Cars coming home to roost

A few weeks ago I grazed an elderly couple’s car as I came out of a side road too soon – entirely my fault, nobody hurt, very little damage to my massive Renault Espace (rented as part of my package deal from work), big dents in their smaller vehicle. I assumed it would be painful but that insurance would cover most of it. Got summoned by management yesterday to hear that the insurance policy won’t cover the first €1000 of repairs! Management were pretty outraged on my behalf (particularly since they have an identical deal and are worried it could happen to them) and promised to try and negotiate me a better outcome. But still, Ow.

We watched the 6th season finale of Buffy on BBC2 on Thrusday night. Excellent. I wonder what it says about us that a few years ago the programme we had to watch together was Friends and now it’s Buffy the Vampire Slayer? (Probably it says that Buffy is much better but wasn’t around when Friends started.)

My latest package from Amazon arrived including Neil Gaiman’s Coraline and Paul Di Filippo’s A Year in the Linear City. I’d already got hold of the latter free from Fictionwise and read it on my Palm Pilot earlier this week (mostly while stuck in traffic jams), but it’s always nicer to have it on paper. I read Coraline last night. This means that for the first time ever I have read all the Hugo nominees for fiction (having bought all the novels and got hold of all the short fiction on-line except the two that arrived today).

Well, I plan to do a full web-page on my site on this as I did last year. In brief, though:

Best Novel: Four good books here (and one bad one, Hominids by Robert Sawyer). I think that Bones of the Earth by Michael Swanwick had a slightly shaky structure – the plot seemed to only get going halfway through, though the setting of course was very well done. Kiln People by David Brin was very enjoyable as well. But I think it’s between the richly realised landscapes of The Scar by China Miéville and The Years of Rice and Salt by Kim Stanley Robinson. Am rereading the latter to decide whether I like it more than the Miéville.

Best Novella: “Breathmoss” by Ian R. MacLeod – I couldn’t work out what was happening, maybe I should read it again when I’m not trying to go to sleep. “In Spirit” by Pat Forde – an almost successful attempt to write a good sf story about 9/11. “The Political Officer” by Charles Coleman Finlay – interesting setting but I couldn’t quite work up enthusiasm for it. Coraline by Neil Gaiman – Diana Wynne Jones predicts this book will displace Alice in Wonderland – come on, it’s good but not quite that good! “Bronte’s Egg” by Richard Chwedyk – lovely lovely story, already won the Nebula. But right now I think it must be A Year in the Linear City by Paul Di Filippo – Brian Aldiss’ The Malacia Tapestry meets Christopher Priest’s Inverted World – as with Bones of the Earth I felt the plot took a while to get going but I was prepared to wait around for it.

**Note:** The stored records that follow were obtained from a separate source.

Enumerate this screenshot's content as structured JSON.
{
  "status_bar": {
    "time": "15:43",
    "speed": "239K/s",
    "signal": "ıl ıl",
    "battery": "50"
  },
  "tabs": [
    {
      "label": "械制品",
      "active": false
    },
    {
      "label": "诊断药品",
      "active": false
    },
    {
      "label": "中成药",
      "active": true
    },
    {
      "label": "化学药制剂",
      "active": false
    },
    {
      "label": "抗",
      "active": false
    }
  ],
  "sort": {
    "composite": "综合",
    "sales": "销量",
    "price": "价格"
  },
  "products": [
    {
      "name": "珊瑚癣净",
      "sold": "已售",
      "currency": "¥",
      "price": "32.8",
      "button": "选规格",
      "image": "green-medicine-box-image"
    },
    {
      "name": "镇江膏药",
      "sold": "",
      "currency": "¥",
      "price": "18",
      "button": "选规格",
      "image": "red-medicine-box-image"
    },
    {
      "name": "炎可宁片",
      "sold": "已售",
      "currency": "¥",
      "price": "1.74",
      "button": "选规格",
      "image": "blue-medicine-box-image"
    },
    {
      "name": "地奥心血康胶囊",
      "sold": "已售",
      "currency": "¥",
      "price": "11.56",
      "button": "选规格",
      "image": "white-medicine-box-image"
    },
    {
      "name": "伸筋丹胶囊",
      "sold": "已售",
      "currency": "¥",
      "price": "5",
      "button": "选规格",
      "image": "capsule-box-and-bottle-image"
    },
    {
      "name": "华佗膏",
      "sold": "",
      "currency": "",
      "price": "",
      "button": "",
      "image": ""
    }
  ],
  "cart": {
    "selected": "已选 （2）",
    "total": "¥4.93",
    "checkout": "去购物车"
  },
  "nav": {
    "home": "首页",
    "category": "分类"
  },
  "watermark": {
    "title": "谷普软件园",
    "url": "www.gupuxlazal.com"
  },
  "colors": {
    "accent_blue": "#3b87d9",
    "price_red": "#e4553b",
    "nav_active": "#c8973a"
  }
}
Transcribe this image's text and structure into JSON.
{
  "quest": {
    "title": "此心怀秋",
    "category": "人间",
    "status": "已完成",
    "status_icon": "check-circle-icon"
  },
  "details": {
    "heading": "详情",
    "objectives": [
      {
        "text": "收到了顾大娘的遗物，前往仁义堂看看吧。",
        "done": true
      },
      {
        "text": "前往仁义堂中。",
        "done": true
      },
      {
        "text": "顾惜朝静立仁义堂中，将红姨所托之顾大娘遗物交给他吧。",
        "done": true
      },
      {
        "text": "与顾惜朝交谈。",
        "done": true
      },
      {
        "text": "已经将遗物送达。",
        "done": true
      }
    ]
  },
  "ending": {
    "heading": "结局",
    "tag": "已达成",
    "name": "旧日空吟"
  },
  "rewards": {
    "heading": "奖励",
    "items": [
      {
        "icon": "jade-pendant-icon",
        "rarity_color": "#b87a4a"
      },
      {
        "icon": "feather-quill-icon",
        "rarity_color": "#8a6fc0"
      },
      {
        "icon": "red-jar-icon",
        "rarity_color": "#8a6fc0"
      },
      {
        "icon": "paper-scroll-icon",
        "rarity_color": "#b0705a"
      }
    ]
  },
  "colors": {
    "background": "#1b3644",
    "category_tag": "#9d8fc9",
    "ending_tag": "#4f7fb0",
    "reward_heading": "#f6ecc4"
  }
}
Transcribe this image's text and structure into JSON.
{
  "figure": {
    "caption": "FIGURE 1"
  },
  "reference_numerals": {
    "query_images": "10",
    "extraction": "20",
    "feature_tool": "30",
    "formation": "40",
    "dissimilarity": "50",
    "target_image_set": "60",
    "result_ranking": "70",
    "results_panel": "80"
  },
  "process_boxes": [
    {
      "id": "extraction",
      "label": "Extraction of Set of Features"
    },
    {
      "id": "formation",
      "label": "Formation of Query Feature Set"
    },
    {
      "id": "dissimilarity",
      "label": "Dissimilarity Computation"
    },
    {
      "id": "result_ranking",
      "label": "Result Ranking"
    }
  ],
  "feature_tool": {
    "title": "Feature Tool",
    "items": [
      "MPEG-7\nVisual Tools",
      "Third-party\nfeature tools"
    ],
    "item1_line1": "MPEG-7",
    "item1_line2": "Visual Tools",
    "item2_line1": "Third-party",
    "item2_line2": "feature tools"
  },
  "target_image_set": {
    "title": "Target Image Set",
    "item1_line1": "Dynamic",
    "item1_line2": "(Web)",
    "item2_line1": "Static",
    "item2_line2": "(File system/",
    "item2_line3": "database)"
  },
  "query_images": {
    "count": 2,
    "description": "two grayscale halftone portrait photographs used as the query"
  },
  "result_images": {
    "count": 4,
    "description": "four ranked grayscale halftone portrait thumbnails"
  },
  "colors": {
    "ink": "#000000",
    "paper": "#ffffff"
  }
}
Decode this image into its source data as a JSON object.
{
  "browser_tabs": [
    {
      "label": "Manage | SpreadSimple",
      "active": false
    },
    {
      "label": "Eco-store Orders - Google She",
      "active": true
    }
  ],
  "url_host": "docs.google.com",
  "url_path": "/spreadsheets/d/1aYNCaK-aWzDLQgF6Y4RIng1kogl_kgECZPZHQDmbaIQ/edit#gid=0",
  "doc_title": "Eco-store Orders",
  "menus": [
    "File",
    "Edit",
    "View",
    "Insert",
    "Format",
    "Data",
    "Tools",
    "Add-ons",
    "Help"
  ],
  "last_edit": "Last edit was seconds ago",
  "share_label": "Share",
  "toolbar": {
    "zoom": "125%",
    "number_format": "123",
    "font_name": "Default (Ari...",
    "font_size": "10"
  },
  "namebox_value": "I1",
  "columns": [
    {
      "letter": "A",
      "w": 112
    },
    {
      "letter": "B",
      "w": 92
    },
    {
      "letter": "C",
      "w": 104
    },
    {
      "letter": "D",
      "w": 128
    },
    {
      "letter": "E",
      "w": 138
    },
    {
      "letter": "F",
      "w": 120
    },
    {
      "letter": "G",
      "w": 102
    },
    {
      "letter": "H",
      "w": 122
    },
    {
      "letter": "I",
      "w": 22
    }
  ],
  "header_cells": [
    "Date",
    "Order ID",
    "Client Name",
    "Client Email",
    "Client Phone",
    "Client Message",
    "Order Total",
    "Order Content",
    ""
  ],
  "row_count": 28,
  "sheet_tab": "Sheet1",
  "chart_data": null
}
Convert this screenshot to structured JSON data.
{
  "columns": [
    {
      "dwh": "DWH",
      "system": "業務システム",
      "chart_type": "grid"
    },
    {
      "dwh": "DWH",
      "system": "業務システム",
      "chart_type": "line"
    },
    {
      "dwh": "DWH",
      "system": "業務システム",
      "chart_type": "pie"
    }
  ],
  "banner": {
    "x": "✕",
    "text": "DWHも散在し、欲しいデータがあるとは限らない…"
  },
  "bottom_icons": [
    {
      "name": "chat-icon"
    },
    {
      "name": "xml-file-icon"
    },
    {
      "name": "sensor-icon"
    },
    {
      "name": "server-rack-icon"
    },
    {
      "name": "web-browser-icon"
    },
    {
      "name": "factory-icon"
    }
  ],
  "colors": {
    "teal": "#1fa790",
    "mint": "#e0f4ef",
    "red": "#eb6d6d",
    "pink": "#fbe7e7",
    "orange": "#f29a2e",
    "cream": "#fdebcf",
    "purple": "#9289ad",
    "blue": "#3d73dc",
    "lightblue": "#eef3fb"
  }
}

Best Novelette: None of these made a huge impression on me (not to the extent of The Scar, The Years of Rice and Salt or A Year in the Linear City). “Presence” by Maureen F. McHugh is yet another cure-for-Alzheimer’s story. All the other nominees dealt with spirituality and religion in some way. “Slow Life” by Michael Swanwick had an excellent human/alien encounter but was rather spoiled by the rather silly human/human encounters. “The Madonna of the Maquiladora” by Gregory Frost – richly realised setting but didn’t quite grab me; only got onto the shortlist because Ted Chiang withdrew his story “Liking What You See”. “Halo” by Charlie Stross – like “Slow Life, an outer planets (well, asteroids) setting; generally good but I thought the ending a little rushed. “The Wild Girls” by Ursula Le Guin – not her best but I think the best of this lot.

Best Short Story: “Hello, Said the Stick” by Michael Swanwick – Oh, come on, this is just silly. The others are all good though. “The Little Cat Laughed to See Such Sport” by Michael Swanwick – also fun, and would have been a sure winner in a less impressive year (as was the first story in this series last year). “Lambing Season” by Molly Gloss – got on the ballot when another story was disqualified – a thoughtful and understated little gem. “Creation” by Jeffrey Ford – again a lovely inversion of the Frankenstein story. In the end I think my tip is for “Falling Onto Mars” – Bradbury’s Martian Chronicles updated for the horrid realities of our 21st century, and as a lapsed historian I very much liked the story’s motto, History is not necessarily what we’d like it to be….

One thought on “Cars coming home to roost

  1. The Yugoslav monuments are …. indescribable. I always thought the Soviets and Communists might be minions of Cthulhu.Now I’m sure of it.